Not every electronic campaign works.
Hillsborough also got thousands of e-mails last year about a ban on gay pride displays. Though most of were opposed, the commissioners didn't change the policy. Castor said the communications had an effect nonetheless, showing officials where not to tread.
From a defeated St. Petersburg Wal-Mart to those resisting a new St. Petersburg shopping center in the Tyrone area to St. Pete Beach activists opposing tall hotels, groups online are finding common cause and strength in numbers.
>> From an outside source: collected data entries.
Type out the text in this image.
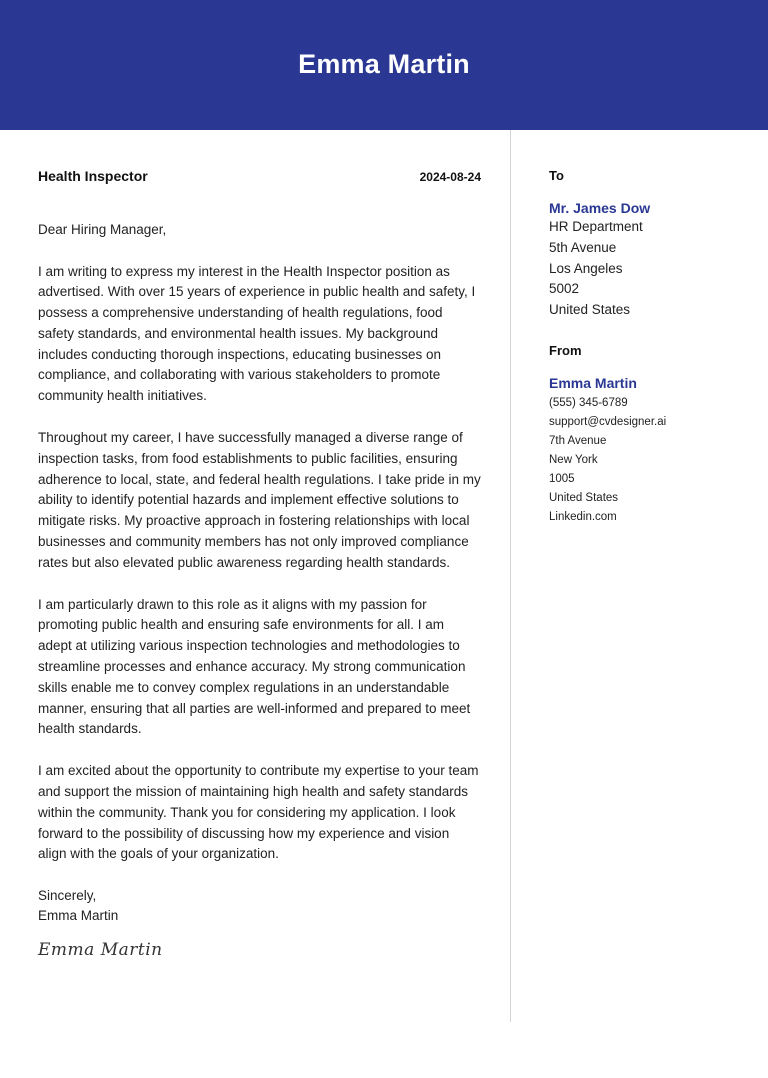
Emma Martin
Health Inspector	2024-08-24
Dear Hiring Manager,

I am writing to express my interest in the Health Inspector position as advertised. With over 15 years of experience in public health and safety, I possess a comprehensive understanding of health regulations, food safety standards, and environmental health issues. My background includes conducting thorough inspections, educating businesses on compliance, and collaborating with various stakeholders to promote community health initiatives.

Throughout my career, I have successfully managed a diverse range of inspection tasks, from food establishments to public facilities, ensuring adherence to local, state, and federal health regulations. I take pride in my ability to identify potential hazards and implement effective solutions to mitigate risks. My proactive approach in fostering relationships with local businesses and community members has not only improved compliance rates but also elevated public awareness regarding health standards.

I am particularly drawn to this role as it aligns with my passion for promoting public health and ensuring safe environments for all. I am adept at utilizing various inspection technologies and methodologies to streamline processes and enhance accuracy. My strong communication skills enable me to convey complex regulations in an understandable manner, ensuring that all parties are well-informed and prepared to meet health standards.

I am excited about the opportunity to contribute my expertise to your team and support the mission of maintaining high health and safety standards within the community. Thank you for considering my application. I look forward to the possibility of discussing how my experience and vision align with the goals of your organization.

Sincerely,
Emma Martin
Emma Martin
To
Mr. James Dow
HR Department
5th Avenue
Los Angeles
5002
United States
From
Emma Martin
(555) 345-6789
support@cvdesigner.ai
7th Avenue
New York
1005
United States
Linkedin.com
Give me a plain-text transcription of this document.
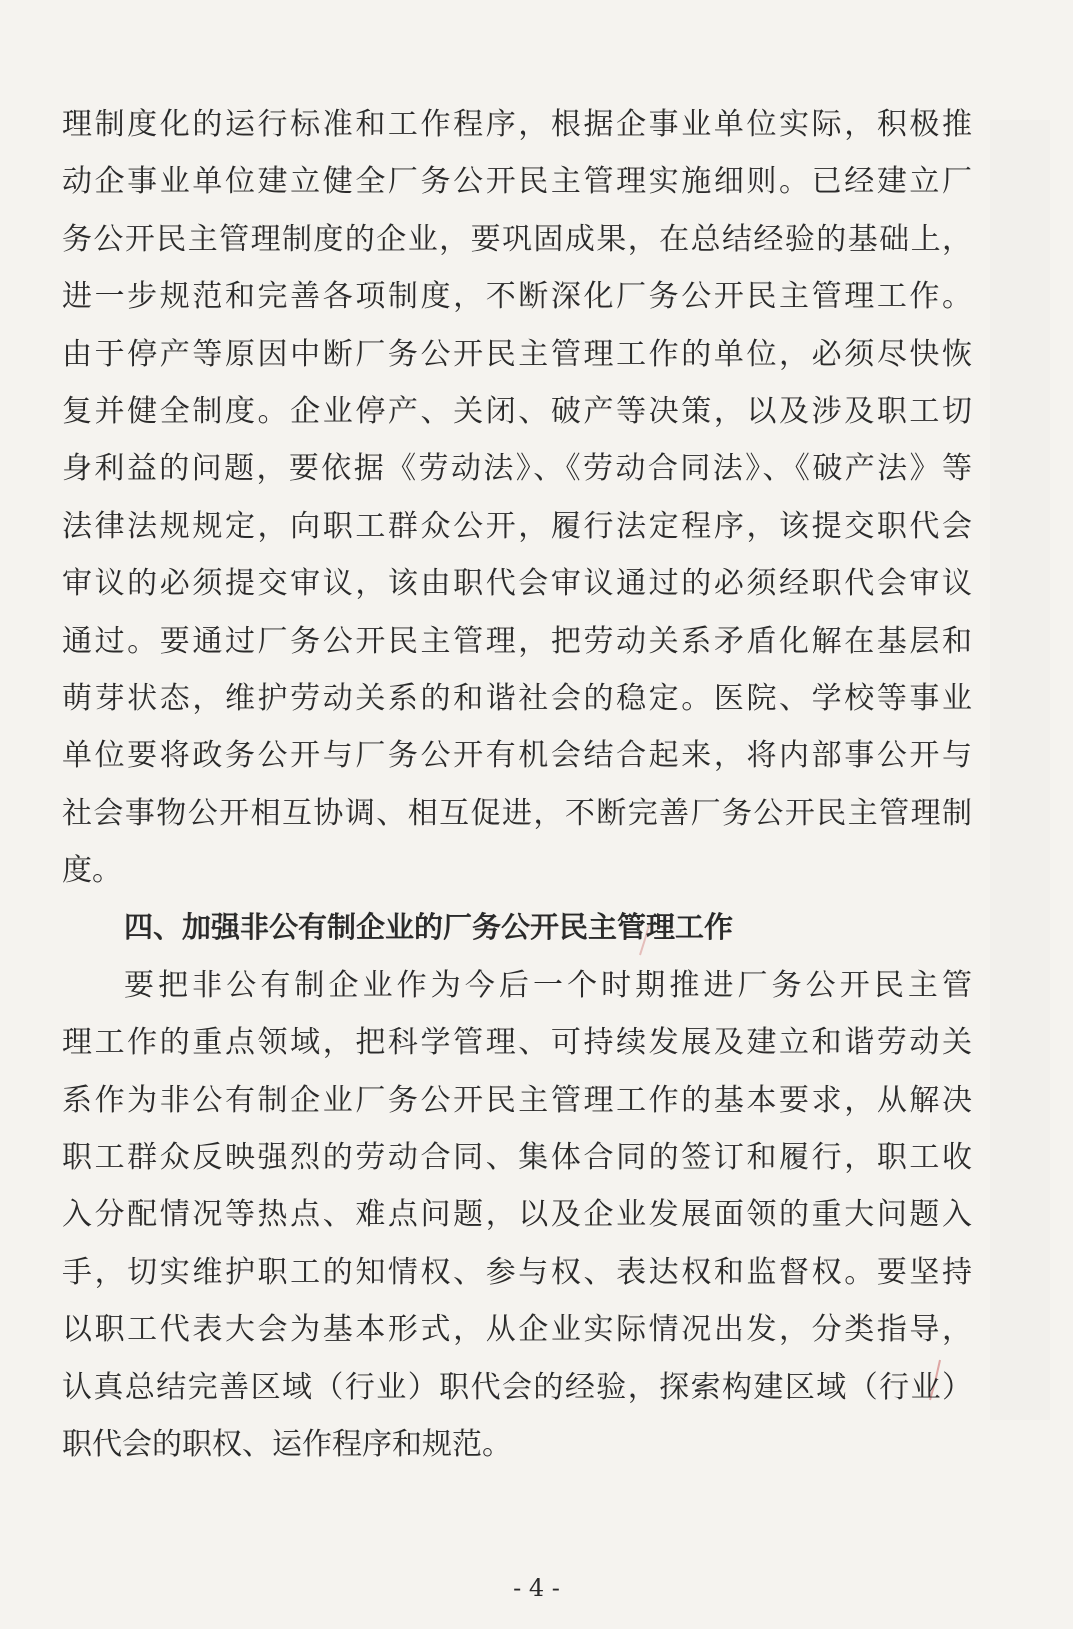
理制度化的运行标准和工作程序，根据企事业单位实际，积极推
动企事业单位建立健全厂务公开民主管理实施细则。已经建立厂
务公开民主管理制度的企业，要巩固成果，在总结经验的基础上，
进一步规范和完善各项制度，不断深化厂务公开民主管理工作。
由于停产等原因中断厂务公开民主管理工作的单位，必须尽快恢
复并健全制度。企业停产、关闭、破产等决策，以及涉及职工切
身利益的问题，要依据《劳动法》、《劳动合同法》、《破产法》等
法律法规规定，向职工群众公开，履行法定程序，该提交职代会
审议的必须提交审议，该由职代会审议通过的必须经职代会审议
通过。要通过厂务公开民主管理，把劳动关系矛盾化解在基层和
萌芽状态，维护劳动关系的和谐社会的稳定。医院、学校等事业
单位要将政务公开与厂务公开有机会结合起来，将内部事公开与
社会事物公开相互协调、相互促进，不断完善厂务公开民主管理制
度。
四、加强非公有制企业的厂务公开民主管理工作
要把非公有制企业作为今后一个时期推进厂务公开民主管
理工作的重点领域，把科学管理、可持续发展及建立和谐劳动关
系作为非公有制企业厂务公开民主管理工作的基本要求，从解决
职工群众反映强烈的劳动合同、集体合同的签订和履行，职工收
入分配情况等热点、难点问题，以及企业发展面领的重大问题入
手，切实维护职工的知情权、参与权、表达权和监督权。要坚持
以职工代表大会为基本形式，从企业实际情况出发，分类指导，
认真总结完善区域（行业）职代会的经验，探索构建区域（行业）
职代会的职权、运作程序和规范。
- 4 -
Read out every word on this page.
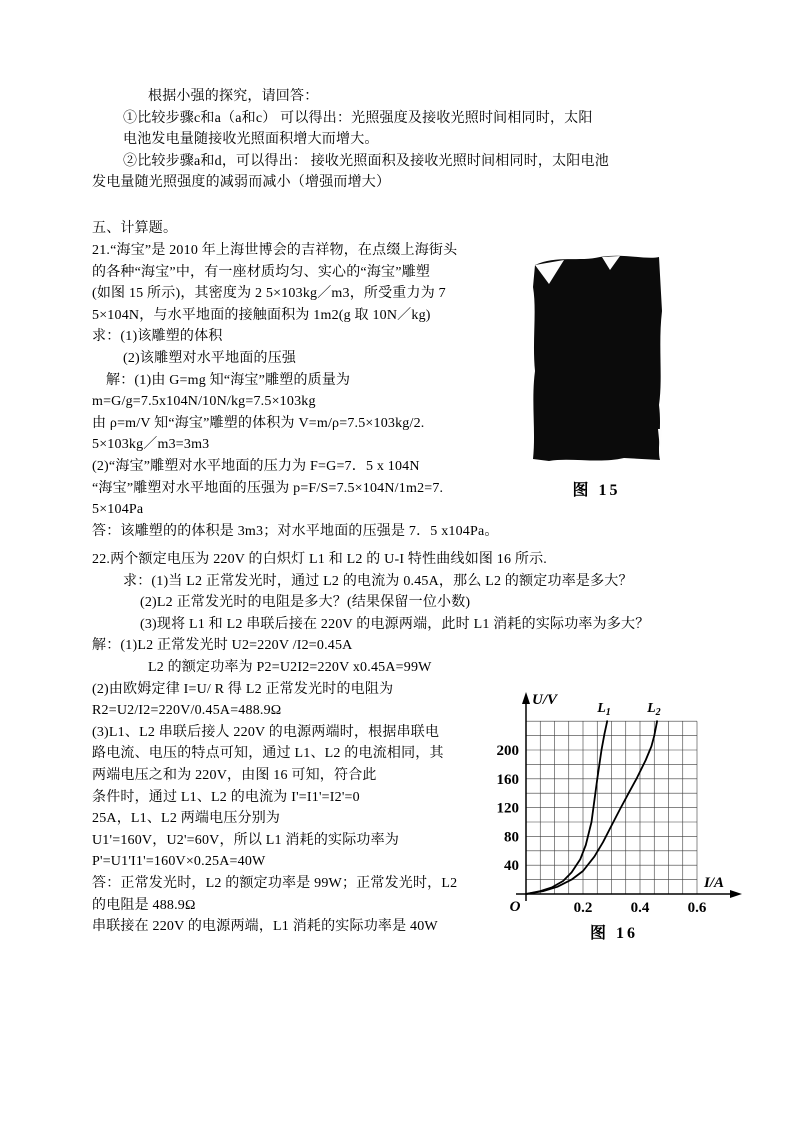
根据小强的探究，请回答：
①比较步骤c和a（a和c） 可以得出：光照强度及接收光照时间相同时，太阳
电池发电量随接收光照面积增大而增大。
②比较步骤a和d，可以得出： 接收光照面积及接收光照时间相同时，太阳电池
发电量随光照强度的减弱而减小（增强而增大）
五、计算题。
21.“海宝”是 2010 年上海世博会的吉祥物，在点缀上海街头
的各种“海宝”中，有一座材质均匀、实心的“海宝”雕塑
(如图 15 所示)，其密度为 2 5×103kg／m3，所受重力为 7
5×104N，与水平地面的接触面积为 1m2(g 取 10N／kg)
求：(1)该雕塑的体积
(2)该雕塑对水平地面的压强
解：(1)由 G=mg 知“海宝”雕塑的质量为
m=G/g=7.5x104N/10N/kg=7.5×103kg
由 ρ=m/V 知“海宝”雕塑的体积为 V=m/ρ=7.5×103kg/2.
5×103kg／m3=3m3
(2)“海宝”雕塑对水平地面的压力为 F=G=7．5 x 104N
“海宝”雕塑对水平地面的压强为 p=F/S=7.5×104N/1m2=7.
5×104Pa
答：该雕塑的的体积是 3m3；对水平地面的压强是 7．5 x104Pa。
图 15
22.两个额定电压为 220V 的白炽灯 L1 和 L2 的 U-I 特性曲线如图 16 所示.
求：(1)当 L2 正常发光时，通过 L2 的电流为 0.45A，那么 L2 的额定功率是多大？
(2)L2 正常发光时的电阻是多大？(结果保留一位小数)
(3)现将 L1 和 L2 串联后接在 220V 的电源两端，此时 L1 消耗的实际功率为多大？
解：(1)L2 正常发光时 U2=220V /I2=0.45A
L2 的额定功率为 P2=U2I2=220V x0.45A=99W
(2)由欧姆定律 I=U/ R 得 L2 正常发光时的电阻为
R2=U2/I2=220V/0.45A=488.9Ω
(3)L1、L2 串联后接人 220V 的电源两端时，根据串联电
路电流、电压的特点可知，通过 L1、L2 的电流相同，其
两端电压之和为 220V，由图 16 可知，符合此
条件时，通过 L1、L2 的电流为 I'=I1'=I2'=0
25A，L1、L2 两端电压分别为
U1'=160V，U2'=60V，所以 L1 消耗的实际功率为
P'=U1'I1'=160V×0.25A=40W
答：正常发光时，L2 的额定功率是 99W；正常发光时，L2
的电阻是 488.9Ω
串联接在 220V 的电源两端，L1 消耗的实际功率是 40W
40
80
120
160
200
0.2	0.4	0.6
O
U/V
I/A
$L_1$	$L_2$
图 16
"People that didn't have a lot of experience with the Internet before do now," said Terry Gannon, a founder of Citizens for Responsible Growth, which opposes St. Pete Beach's redevelopment plans. Gannon's group passes e-mail around its inner circle but also has a Web site explaining its efforts to prospective supporters.
Online tools also are bringing new players into public discourse. Being able to read and respond on one's own schedule opens the playing field for those who can't make public meetings. Recent successes also have a ripple effect. People in Treasure Island asked Margeson's list to coach them in opposing a paved beach walkway; Smith says she is "paying it forward" at the request of groups in Wimauma.
"Technology makes people much more effective than lobbyists," said Rich Cowan, founder of the Organizers Collaborative, a Boston nonprofit that helps activist groups use technology. "When you combine passion and motivation with good tools, you end up with a powerful organization."
Cowan is part of a national movement that has been seeing nonprofit and civic groups like Moveon.org mobilize large numbers with free software. His group shares a huge list of tools and sponsors an annual grass roots technology event. Such electronic activists also are the subject of popular books like Crashing the Gate and An Army of Davids.
"Technology creates the numbers and that creates a perception of power," said Rice of the Sierra Club. "Developers and government officials have to think before they kick over that ant hill."